Resignation is no solution, though. That’s the quickest way how people do enslave themselves.
Oddly much of this stuff is correlated through activity within an account, often tagged by Email addresses, which are still very easy to get in large numbers. Having a separate account Email for each gizmo (or fleet of that particular type) fends off at least some of this. You can ask “ThinkerersAlexa@gm@il.c*m” (which doesn’t exist of course, but you get the point). Likewise for online shopping though that gets tedious.

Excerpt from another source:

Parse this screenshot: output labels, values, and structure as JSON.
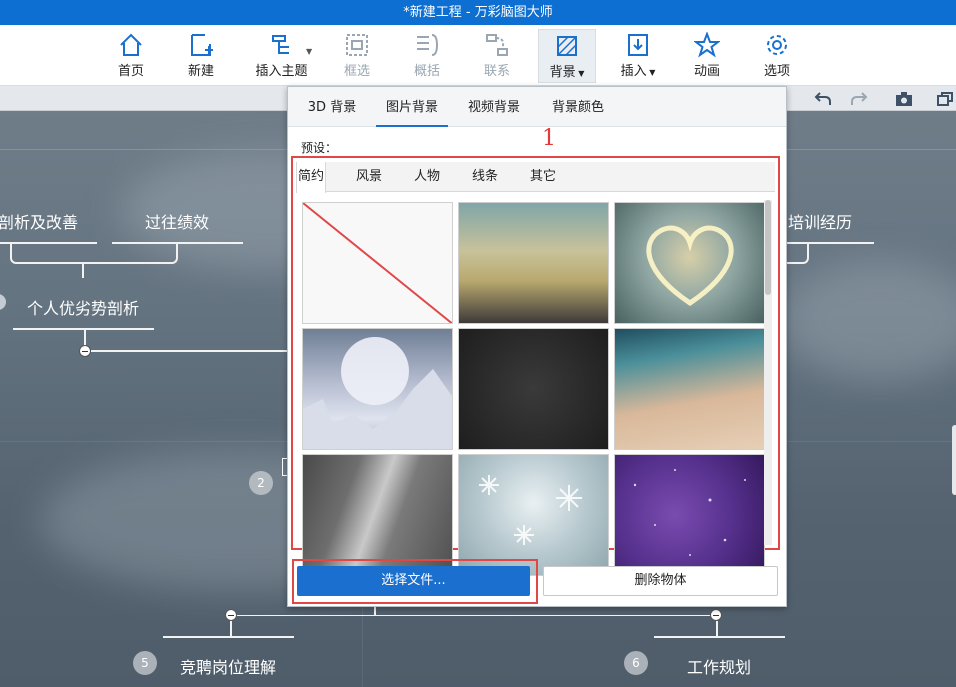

Yes, of course a clever system could look at everything coming from one’s internet address, could winnow through all of the digital cruft and find some other useful inferences, but most of it is just a search for low-hanging-fruit looking to sell you on the notion that you’re not adequate without their hair product or digital gizmo.
Hm. I was under the impression that a “key word” is needed to activate the voice transmission to the servers of each digital assistant service.
That “ley word” is the only voice recognition/pattern recognition that’s actually being done locally.
That being said, my information might be outdated. That’s how things were in the days in which that Amazon Dot was released first time and in which Google had listened to “Hey Google”, “Computer!” and some other word.
Is there any current information available about the matter? A simple network traffic monitor should tell at which point the device does make a call home.
Looks like something from Old World Blues, the Fallout: New Vegas DLC
Interesting that there was a lawsuit against Amazon and they were found to be guilty of some outrageous stuff related to Alexa and yet I see tons of articles and videos basically advertising Alexa..
And no editor that makes any remark either.
Fun project – I like the answering element the old screen provides.
Tangential question: why do these projects on hackaday never reference the work Cynthia Brazeal did at MIT? She was building interactive robots very similar to this 25 years ago – not networked, no voice recognition, but interactive and expressive – but I rarely see any reference to her work…
For those who are unfamiliar, it’s worth the time to check out Kismet: https://robotsguide.com/robots/kismet/
Would you like to share the Code for the face detecting module for Arduino?